Sostituire il latte? Si può!

Sostituire il latte? Si può!

Sostituire il latte vaccino con una bevanda vegetale è abbastanza semplice. È però importante conoscere le caratteristiche nutrizionali, in particolare il quantitativo di grassi e proteine contenuti nella bevanda vegetale per ottenere un eccellente risultato finale nelle preparazioni sia salate che soprattutto dolci.

Le bevande vegetali sono naturalmente prive di lattosio, di proteine animali e di colesterolo ma non per questo ipoallergenici. Infatti i casi di intolleranze verso la soia o la frutta secca sono abbastanza comuni.

Esistono tipologie di “latte” vegetale a “caldo” ricavato dai legumi, cereali (ad eccezione del riso basmati che si estrae a freddo) e pseudo-cereali anche gluten free. Il “latte” vegetale a “freddo” viene estratto dalla frutta secca. Il metodo di estrazione può essere manuale attraverso una pentola, un mestolo, un canovaccio o filtro alimentare oppure meccanico, mediante estrattore di succo o attrezzature ideate proprio per l’autoproduzione. Quasi tutte le bevande vegetali in commercio sono integrate di vitamine e sali minerali (calcio, vitamina D e vitamina B12).

Tipologie di bevande vegetali adatte a sostituire il latte

“Latte” di soia

Presenta maggiori quantità di proteine ed è privo di colesterolo ed è ricco di grassi insaturi. Spesso va addizionato con zuccheri, (preferisci quello al naturale al momento dell’acquisto).
Può essere utilizzato sia nelle ricette dolci che in quelle salate, in particolare in pasticceria si usa spesso cagliarlo con un cucchiaio di aceto di mela, o limone o Nigari (cloruro di magnesio) in modo da renderlo più denso e ottenere una delle preparazioni più comuni nella cucina vegana, ovvero il tofu.

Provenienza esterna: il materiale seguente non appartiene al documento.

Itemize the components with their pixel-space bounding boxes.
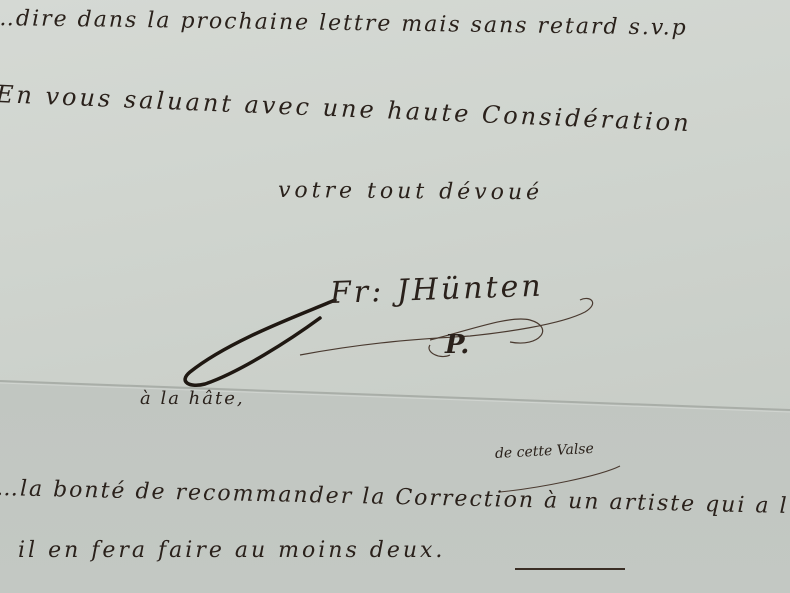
- signature-initial: P.: [445, 330, 469, 360]
- letter-upper-sheet: [0, 0, 790, 420]
- signature: Fr: JHünten: [329, 269, 544, 311]
- closing-dash: [515, 568, 625, 570]
- postscript-note: à la hâte,: [140, 388, 245, 409]
- letter-line-6: il en fera faire au moins deux.: [18, 538, 445, 563]
- letter-closing: votre tout dévoué: [278, 178, 543, 205]
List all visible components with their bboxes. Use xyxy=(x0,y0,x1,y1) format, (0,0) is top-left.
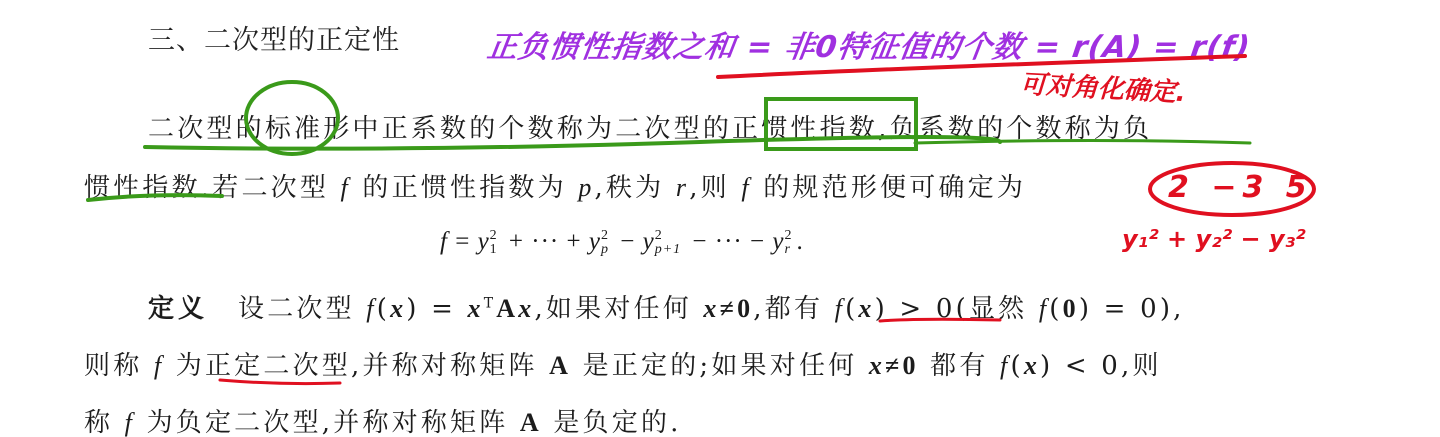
sup-sub: 21 xyxy=(490,229,498,257)
canonical-form-formula: f = y21 + ··· + y2p − y2p+1 − ··· − y2r. xyxy=(440,228,804,257)
math-var-f: f xyxy=(440,228,448,255)
text-segment: 是负定的. xyxy=(542,408,682,437)
math-var-y: y xyxy=(589,228,601,255)
text-segment: ,如果对任何 xyxy=(534,294,703,324)
math-var-x: x xyxy=(468,294,484,323)
math-var-p: p xyxy=(578,173,594,202)
text-segment: 为 xyxy=(164,351,205,381)
definition-label: 定义 xyxy=(148,294,208,324)
math-var-y: y xyxy=(643,228,655,255)
period: . xyxy=(796,228,803,255)
text-segment: 为负定二次型,并称对称矩阵 xyxy=(135,408,520,437)
text-segment: ,都有 xyxy=(753,294,834,324)
math-var-y: y xyxy=(772,228,784,255)
circled-eigenvalues: 2 −3 5 xyxy=(1168,170,1313,205)
math-var-f: f xyxy=(341,173,351,202)
paragraph-line-2: 惯性指数.若二次型 f 的正惯性指数为 p,秩为 r,则 f 的规范形便可确定为 xyxy=(84,167,1026,204)
math-var-x: x xyxy=(858,294,874,323)
text-segment: 称 xyxy=(84,408,125,437)
superscript: 2 xyxy=(490,229,498,243)
zero-vector: 0 xyxy=(1063,294,1079,323)
text-segment: ,并称对称矩阵 xyxy=(351,351,549,381)
superscript: 2 xyxy=(784,229,792,243)
handwritten-red-formula: y₁² + y₂² − y₃² xyxy=(1122,225,1306,253)
text-segment: 是正定的;如果对任何 xyxy=(571,351,869,381)
text-segment: 的规范形便可确定为 xyxy=(752,173,1026,203)
math-var-f: f xyxy=(366,294,376,323)
superscript: 2 xyxy=(655,229,681,243)
definition-line-3: 称 f 为负定二次型,并称对称矩阵 A 是负定的. xyxy=(84,402,682,437)
minus-dots-minus: − ··· − xyxy=(685,228,772,255)
circled-term-standard-form: 标准形 xyxy=(265,114,353,144)
section-heading: 三、二次型的正定性 xyxy=(148,18,400,57)
equals-sign: = xyxy=(448,228,478,255)
math-var-f: f xyxy=(154,351,164,380)
text-segment: (显然 xyxy=(956,294,1039,324)
text-segment: ,则 xyxy=(1121,351,1162,381)
math-var-x: x xyxy=(1024,351,1040,380)
text-segment: ) = 0), xyxy=(1079,294,1185,324)
text-segment: 若二次型 xyxy=(212,173,340,203)
text-segment: 则称 xyxy=(84,351,154,381)
handwritten-note-purple: 正负惯性指数之和 = 非0特征值的个数 = r(A) = r(f) xyxy=(485,22,1254,66)
matrix-A: A xyxy=(520,408,542,437)
underlined-term-negative-inertia-index: 惯性指数. xyxy=(84,173,212,203)
boxed-term-positive-inertia-index: 正惯性指数 xyxy=(732,114,878,144)
math-var-x: x xyxy=(703,294,719,323)
definition-line-1: 定义设二次型 f(x) = xTAx,如果对任何 x≠0,都有 f(x) > 0… xyxy=(148,288,1185,325)
subscript: p xyxy=(601,243,609,257)
math-var-y: y xyxy=(478,228,490,255)
text-segment: 中正系数的个数称为二次型的 xyxy=(352,114,732,144)
math-var-f: f xyxy=(1000,351,1010,380)
not-equal-zero: ≠0 xyxy=(720,294,754,323)
sup-sub: 2p xyxy=(601,229,609,257)
math-var-x: x xyxy=(869,351,885,380)
handwritten-note-red: 可对角化确定. xyxy=(1019,64,1187,110)
text-segment: 设二次型 xyxy=(238,294,366,324)
superscript: 2 xyxy=(601,229,609,243)
transpose-sup: T xyxy=(484,295,497,311)
text-segment: 都有 xyxy=(919,351,1000,381)
minus-sign: − xyxy=(613,228,643,255)
sup-sub: 2r xyxy=(784,229,792,257)
subscript: 1 xyxy=(490,243,498,257)
matrix-A: A xyxy=(549,351,571,380)
math-var-f: f xyxy=(125,408,135,437)
definition-line-2: 则称 f 为正定二次型,并称对称矩阵 A 是正定的;如果对任何 x≠0 都有 f… xyxy=(84,345,1162,382)
underlined-term-positive-definite: 正定二次型 xyxy=(205,351,351,381)
subscript: r xyxy=(784,243,792,257)
math-var-f: f xyxy=(835,294,845,323)
equals: ) = xyxy=(406,294,467,324)
not-equal-zero: ≠0 xyxy=(885,351,919,380)
text-segment: ,负系数的个数称为负 xyxy=(878,114,1152,144)
paragraph-line-1: 二次型的标准形中正系数的个数称为二次型的正惯性指数,负系数的个数称为负 xyxy=(148,108,1152,145)
subscript: p+1 xyxy=(655,243,681,257)
text-segment: ,秩为 xyxy=(595,173,676,203)
text-segment: 的正惯性指数为 xyxy=(351,173,578,203)
text-segment: ,则 xyxy=(689,173,741,203)
matrix-A: A xyxy=(496,294,518,323)
sup-sub: 2p+1 xyxy=(655,229,681,257)
math-var-x: x xyxy=(390,294,406,323)
math-var-f: f xyxy=(1039,294,1049,323)
less-than-zero: < 0 xyxy=(1053,351,1121,381)
greater-than-zero: > 0 xyxy=(888,294,956,324)
plus-dots-plus: + ··· + xyxy=(502,228,589,255)
math-var-r: r xyxy=(676,173,689,202)
text-segment: 二次型的 xyxy=(148,114,265,144)
math-var-f: f xyxy=(741,173,751,202)
math-var-x: x xyxy=(518,294,534,323)
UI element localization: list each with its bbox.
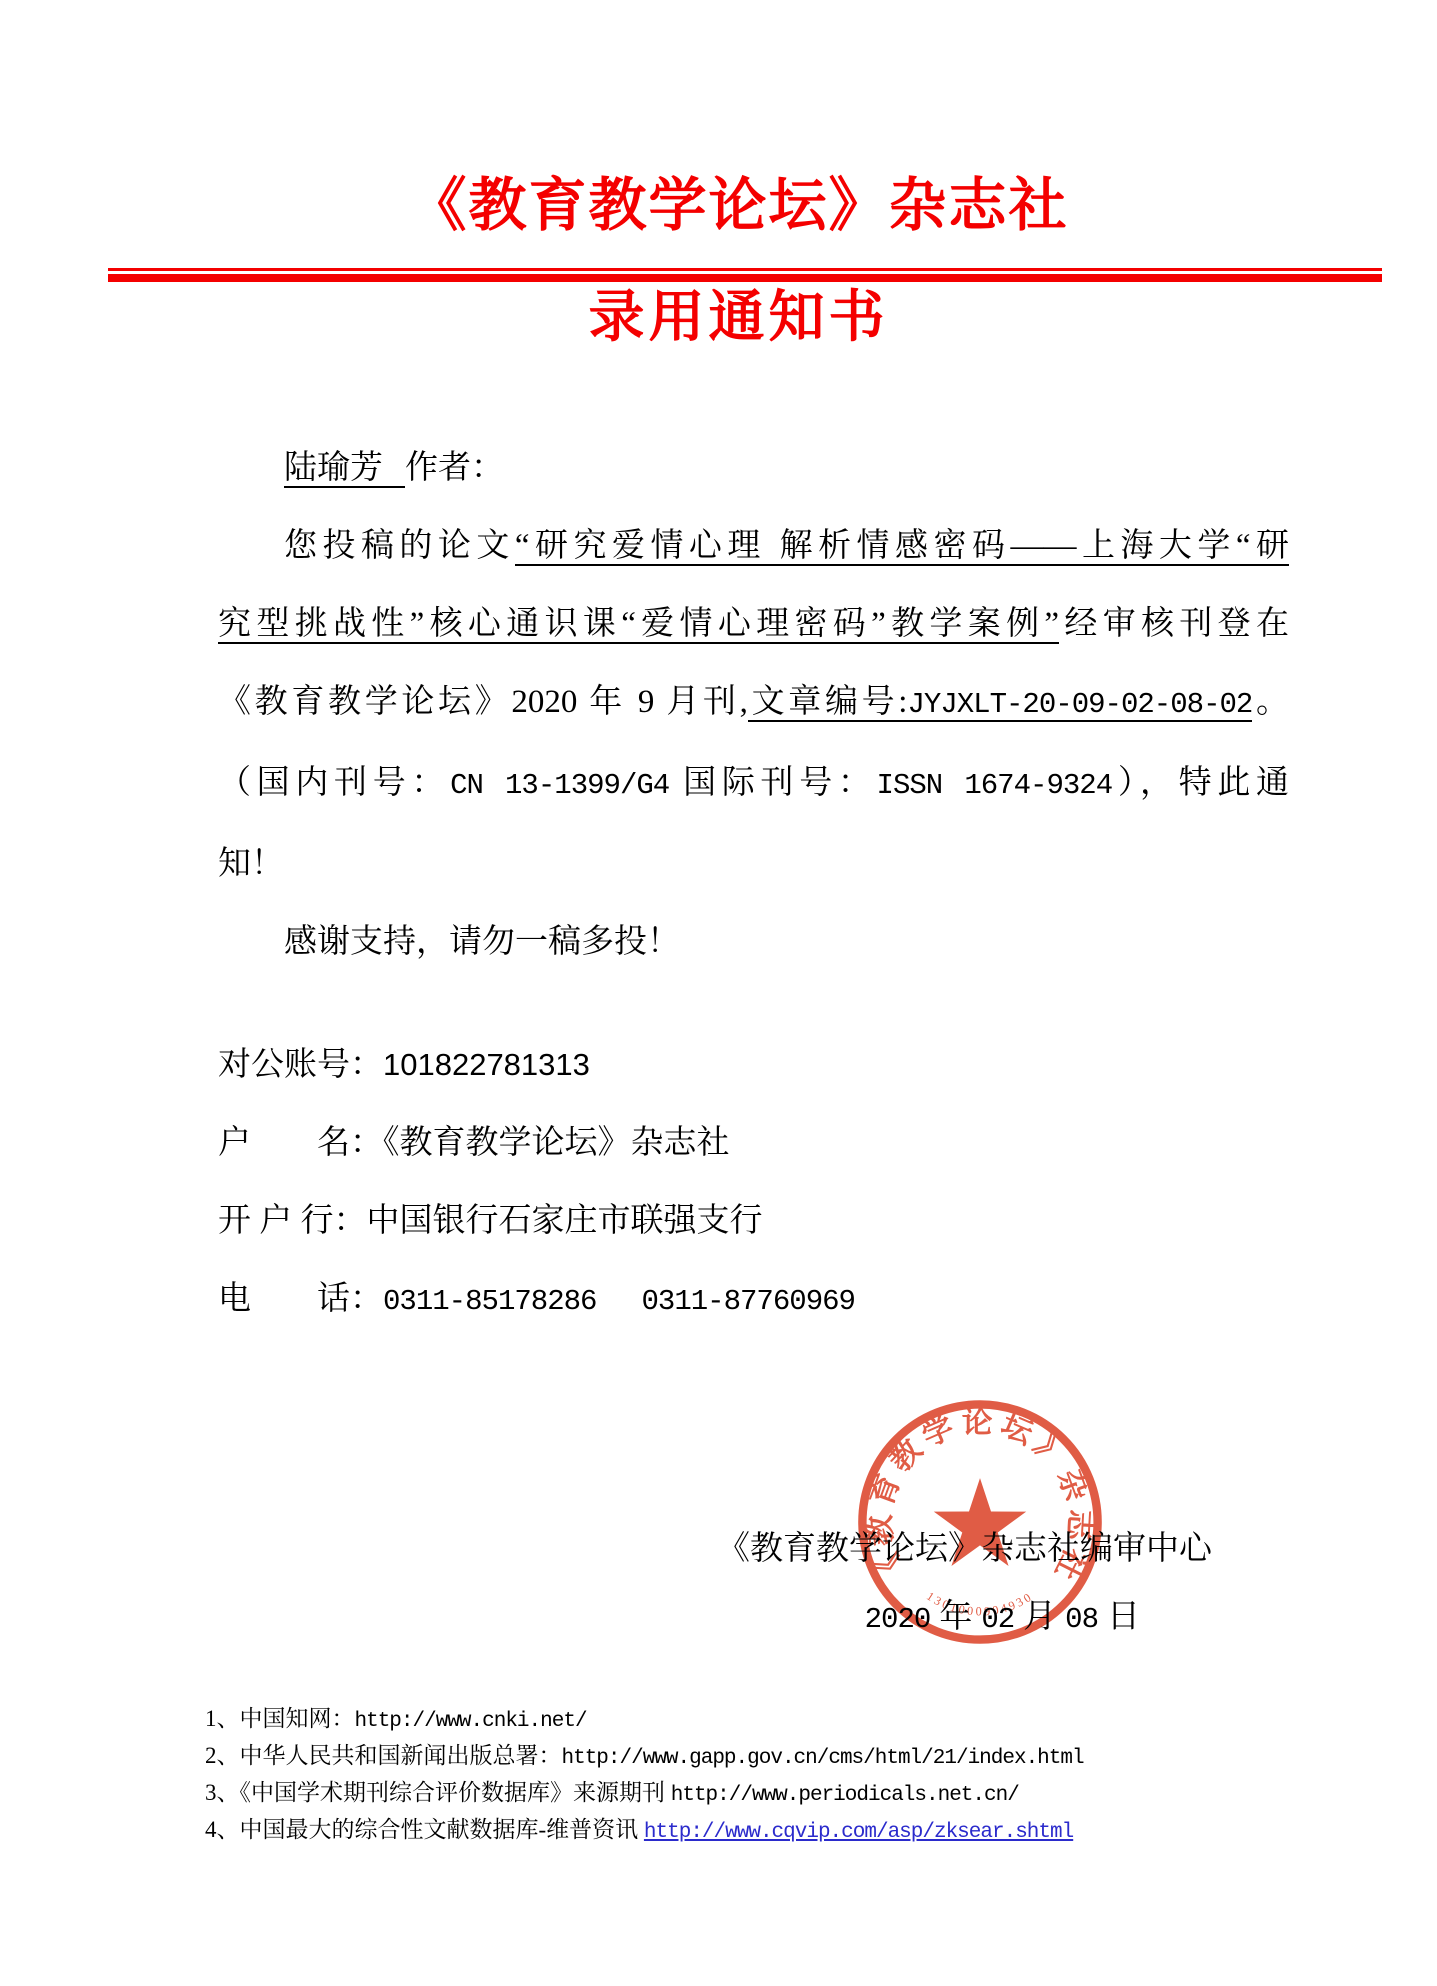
account-name-value: 《教育教学论坛》杂志社: [383, 1125, 730, 1161]
footer-item-2-num: 2、: [205, 1743, 240, 1768]
phone-number-2: 0311-87760969: [641, 1285, 854, 1318]
footer-item-3-text: 《中国学术期刊综合评价数据库》来源期刊: [240, 1780, 671, 1805]
account-name-label: 户 名：: [218, 1125, 383, 1161]
date-month-label: 月: [1023, 1599, 1056, 1635]
paragraph-line-5: 知！: [218, 825, 1289, 903]
footer-item-4-text: 中国最大的综合性文献数据库-维普资讯: [240, 1817, 644, 1842]
double-rule-divider: [108, 268, 1382, 282]
paper-title-part-1: “研究爱情心理 解析情感密码——上海大学“研: [515, 528, 1289, 566]
p1-period: 。: [1252, 684, 1289, 720]
journal-issue: 《教育教学论坛》2020 年 9 月刊,: [218, 684, 748, 720]
date-day-label: 日: [1107, 1599, 1140, 1635]
footer-item-3-url: http://www.periodicals.net.cn/: [671, 1784, 1019, 1807]
bank-branch-label: 开 户 行：: [218, 1203, 367, 1239]
thanks-line: 感谢支持，请勿一稿多投！: [218, 903, 1289, 981]
rule-thick-line: [108, 274, 1382, 282]
paragraph-line-1: 您投稿的论文“研究爱情心理 解析情感密码——上海大学“研: [218, 507, 1289, 585]
salutation-line: 陆瑜芳作者：: [218, 429, 1289, 507]
cqvip-link[interactable]: http://www.cqvip.com/asp/zksear.shtml: [644, 1821, 1073, 1844]
account-number-value: 101822781313: [383, 1047, 590, 1082]
paragraph-line-4: （国内刊号：CN 13-1399/G4 国际刊号：ISSN 1674-9324）…: [218, 744, 1289, 825]
signature-date: 2020年02月08日: [0, 1587, 1212, 1650]
letter-body: 陆瑜芳作者： 您投稿的论文“研究爱情心理 解析情感密码——上海大学“研 究型挑战…: [218, 429, 1289, 981]
date-year-label: 年: [939, 1599, 972, 1635]
cn-label: （国内刊号：: [218, 765, 450, 801]
phone-label: 电 话：: [218, 1281, 383, 1317]
phone-row: 电 话：0311-851782860311-87760969: [218, 1260, 1289, 1341]
footer-item-1: 1、中国知网：http://www.cnki.net/: [205, 1702, 1357, 1739]
footer-item-4-num: 4、: [205, 1817, 240, 1842]
footer-item-3-num: 3、: [205, 1780, 240, 1805]
date-month: 02: [981, 1603, 1014, 1636]
bank-branch-value: 中国银行石家庄市联强支行: [367, 1203, 763, 1239]
footer-item-3: 3、《中国学术期刊综合评价数据库》来源期刊 http://www.periodi…: [205, 1776, 1357, 1813]
phone-number-1: 0311-85178286: [383, 1285, 596, 1318]
paragraph-line-3: 《教育教学论坛》2020 年 9 月刊,文章编号:JYJXLT-20-09-02…: [218, 663, 1289, 744]
article-code-label: 文章编号:: [748, 684, 908, 720]
article-code: 文章编号:JYJXLT-20-09-02-08-02: [748, 684, 1252, 722]
footer-links: 1、中国知网：http://www.cnki.net/ 2、中华人民共和国新闻出…: [205, 1702, 1357, 1850]
p1-lead: 您投稿的论文: [284, 528, 515, 564]
footer-item-4: 4、中国最大的综合性文献数据库-维普资讯 http://www.cqvip.co…: [205, 1813, 1357, 1850]
article-code-value: JYJXLT-20-09-02-08-02: [907, 688, 1252, 721]
p1-mid: 经审核刊登在: [1059, 606, 1289, 642]
signature-organization: 《教育教学论坛》杂志社编审中心: [0, 1519, 1212, 1579]
footer-item-1-text: 中国知网：: [240, 1706, 355, 1731]
page-subtitle: 录用通知书: [0, 287, 1437, 349]
issn-label: 国际刊号：: [669, 765, 876, 801]
signoff-block: 《教育教学论坛》杂志社编审中心 2020年02月08日: [0, 1519, 1212, 1650]
paragraph-line-2: 究型挑战性”核心通识课“爱情心理密码”教学案例”经审核刊登在: [218, 585, 1289, 663]
footer-item-2-text: 中华人民共和国新闻出版总署：: [240, 1743, 562, 1768]
page-title: 《教育教学论坛》杂志社: [0, 0, 1437, 246]
cn-number: CN 13-1399/G4: [450, 769, 669, 802]
acceptance-letter-page: 《教育教学论坛》杂志社 录用通知书 陆瑜芳作者： 您投稿的论文“研究爱情心理 解…: [0, 0, 1437, 1986]
account-name-row: 户 名：《教育教学论坛》杂志社: [218, 1104, 1289, 1182]
account-number-label: 对公账号：: [218, 1047, 383, 1083]
date-year: 2020: [865, 1603, 931, 1636]
paper-title-part-2: 究型挑战性”核心通识课“爱情心理密码”教学案例”: [218, 606, 1059, 644]
footer-item-2-url: http://www.gapp.gov.cn/cms/html/21/index…: [562, 1747, 1084, 1770]
bank-account-block: 对公账号：101822781313 户 名：《教育教学论坛》杂志社 开 户 行：…: [218, 1026, 1289, 1341]
bank-branch-row: 开 户 行：中国银行石家庄市联强支行: [218, 1182, 1289, 1260]
issn-number: ISSN 1674-9324: [877, 769, 1113, 802]
footer-item-2: 2、中华人民共和国新闻出版总署：http://www.gapp.gov.cn/c…: [205, 1739, 1357, 1776]
account-number-row: 对公账号：101822781313: [218, 1026, 1289, 1104]
footer-item-1-num: 1、: [205, 1706, 240, 1731]
p1-tail: ），特此通: [1112, 765, 1289, 801]
footer-item-1-url: http://www.cnki.net/: [355, 1710, 587, 1733]
date-day: 08: [1065, 1603, 1098, 1636]
author-name: 陆瑜芳: [284, 450, 405, 488]
salutation-suffix: 作者：: [405, 450, 504, 486]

Inoltre facilita la lievitazione e la friabilità del dolce stesso. Con il suo contenuto di lecitina, noto emulsionante, si presta benissimo alla realizzazione della maionese vegetale e in parte sostituisce le caratteristiche delle uova nei dolci. La bevanda di soia autoprodotta deve essere consumata in tempi brevi, in media 2/3 giorni.

“Latte” di riso

Molto digeribile, leggero e dolce, contiene meno proteine rispetto a quello di soia ma è ricco di fibre, vitamine A, B, D e minerali. Presenta un alto contenuto di zuccheri semplici pertanto è sconsigliato ai diabetici. Ideale per la classica colazione con cereali o caffè d’orzo, ma anche nella preparazione di dolci.

“Latte” di mandorle

Particolarmente calorico e ricco di sapore, viene ricavato dall’ammollo e spremitura delle mandorle. Risulta di ricco di vitamine e nutrienti. È possibile utilizzarlo per diverse ricette dolci e salate grazie alla sua versatilità. Può essere utilizzato nella preparazione di frullati, per dare un sapore più intenso, oppure nella preparazione di zuppe o di ricette tradizionali al posto e nelle stesse quantità di latte vaccino.

“Latte” di cocco

Decisamente dolce, molto grasso e di sapore molto intenso si rende valido per molte ricette dolci come sostituto di burro e panna. Esiste sotto forma di bevanda oppure concentrato in lattina in cui risiede principalmente la polpa. Adatto a preparazioni agrodolci e ricette etniche.

“Latte” di avena

Dal sapore delicato, spesso viene paragonato al latte vaccino per via dei suoi valori nutrizionali ma con un minor apporto calorico. Ottimo bevuto a colazione senza l’aggiunta di zuccheri o altri dolcificanti e nelle preparazioni dolciarie. In commercio lo si trova con l’aggiunta di oli vegetali, quindi è necessario controllare bene la qualità di questi ultimi.

“Latte” di miglio

Il miglio è il cereale migliore da assumere in quanto povero di colesterolo e grassi, ricco di proteine e vitamine e dalla facile digeribilità. Ottimo nella preparazione di dolci al cucchiaio o in ricette salate come besciamelle o zuppe.

Altre bevande vegetali: Troviamo in commercio anche altre tipologie di latte vegetale come quello di quinoa, di farro, di nocciole, sorgo, kamut, ecc… Sono tutti privi di lattosio, colesterolo e caseina.